Solara Medical Supplies has been hit with a proposed class action lawsuit in California over a sizeable data breach that impacted the company’s computer systems between April 2 and June 20, 2019.
According to the 45-page complaint, hackers gained access to the Chula Vista-based company’s systems with the intent to steal the personal and protected health information of millions of individuals. The case claims the hackers were successful “with respect to potentially thousands” of consumers, stealing names, addresses, birth dates, Social Security numbers and employee ID numbers. Further, the lawsuit alleges the hackers may have even obtained medical and health insurance information, passwords, account login details, billing and claims data, Medicare and Medicaid identification and credit and debit card payment information, as well as driver’s licenses and passport info.
The case argues that while the data breach occurred between April 2 and June 20, Solara waited until the issuance of a November 13, 2019 press release to inform those affected by the hack that the company had discovered back on June 28 that an unknown actor gained access to select employees’ Microsoft Office 365 accounts. The lawsuit charges that in the four months in which Solara did nothing to warn consumers of the data breach, cybercriminals “had free reign to defraud their unsuspecting victims.” The plaintiff claims that Solara chose to complete its own internal investigation of the data breach and “develop its excuses and speaking points” before alerting proposed class members that their information had been compromised.

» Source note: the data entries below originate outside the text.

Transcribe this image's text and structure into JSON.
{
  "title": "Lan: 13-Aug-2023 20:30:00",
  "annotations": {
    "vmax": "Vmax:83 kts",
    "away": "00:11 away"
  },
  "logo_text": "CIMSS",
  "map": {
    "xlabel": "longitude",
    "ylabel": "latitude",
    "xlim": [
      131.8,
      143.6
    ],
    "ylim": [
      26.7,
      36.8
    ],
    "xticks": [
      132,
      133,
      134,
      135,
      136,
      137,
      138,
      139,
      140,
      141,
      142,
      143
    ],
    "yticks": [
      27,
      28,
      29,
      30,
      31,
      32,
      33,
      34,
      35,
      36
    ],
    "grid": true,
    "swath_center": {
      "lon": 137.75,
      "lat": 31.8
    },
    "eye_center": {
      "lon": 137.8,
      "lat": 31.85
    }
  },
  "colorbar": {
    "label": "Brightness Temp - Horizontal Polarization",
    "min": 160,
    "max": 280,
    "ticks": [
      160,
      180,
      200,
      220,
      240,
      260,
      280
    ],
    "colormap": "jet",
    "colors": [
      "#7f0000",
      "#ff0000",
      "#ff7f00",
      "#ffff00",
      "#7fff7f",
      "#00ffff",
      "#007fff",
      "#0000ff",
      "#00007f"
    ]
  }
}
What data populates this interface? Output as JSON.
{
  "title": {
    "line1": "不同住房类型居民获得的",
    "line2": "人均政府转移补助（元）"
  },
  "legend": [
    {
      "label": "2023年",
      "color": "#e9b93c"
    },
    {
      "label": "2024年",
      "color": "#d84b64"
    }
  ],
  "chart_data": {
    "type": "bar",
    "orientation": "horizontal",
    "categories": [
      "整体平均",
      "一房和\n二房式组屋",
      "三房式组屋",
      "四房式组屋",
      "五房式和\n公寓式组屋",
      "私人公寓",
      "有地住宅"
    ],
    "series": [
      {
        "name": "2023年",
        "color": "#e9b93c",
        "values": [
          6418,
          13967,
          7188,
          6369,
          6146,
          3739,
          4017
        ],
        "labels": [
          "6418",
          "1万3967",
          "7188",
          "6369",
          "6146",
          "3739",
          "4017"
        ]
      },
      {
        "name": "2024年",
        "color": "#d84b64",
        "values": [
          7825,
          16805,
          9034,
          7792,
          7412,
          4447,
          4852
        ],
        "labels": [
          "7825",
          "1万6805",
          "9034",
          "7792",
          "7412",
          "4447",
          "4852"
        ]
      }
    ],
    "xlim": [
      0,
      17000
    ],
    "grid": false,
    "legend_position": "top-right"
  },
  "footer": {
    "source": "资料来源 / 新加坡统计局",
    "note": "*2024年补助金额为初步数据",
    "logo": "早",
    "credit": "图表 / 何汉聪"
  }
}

The plaintiff alleges the defendant, a direct-to-patient manufacturer of continuous glucose monitors and insulin pumps, among other diabetes treatment devices, failed to have in place adequate and reasonable cybersecurity measures that may have been able to timely detect or prevent the breach. Moreover, Solara, the lawsuit says, failed to disclose the “material facts” that its computer systems containing sensitive information were not adequately safeguarded. As a result, the case says, the information contained therein was ripe for the taking by unauthorized third parties presented effectively with a “soft target.”
“In short, thanks to Defendant's failure to protect the Breach Victims' Personal and Medical Information, cyber criminals were able to steal everything they could possibly need to commit nearly every conceivable form of identity theft and wreak havoc on the financial and personal lives of potentially millions of individuals,” the case scathes.
According to the lawsuit, those victimized in the breach have incurred fraudulent charges on certain financial accounts and spent hours filing police reports and monitoring their credit and bank accounts. Many proposed class members, the suit continues, are now on the hook for monthly or annual identify theft protection and credit monitoring fees, and must now spend additional time “being extra vigilant” against cyber theft due to Solara Medical Supplies’ alleged data protection shortcomings.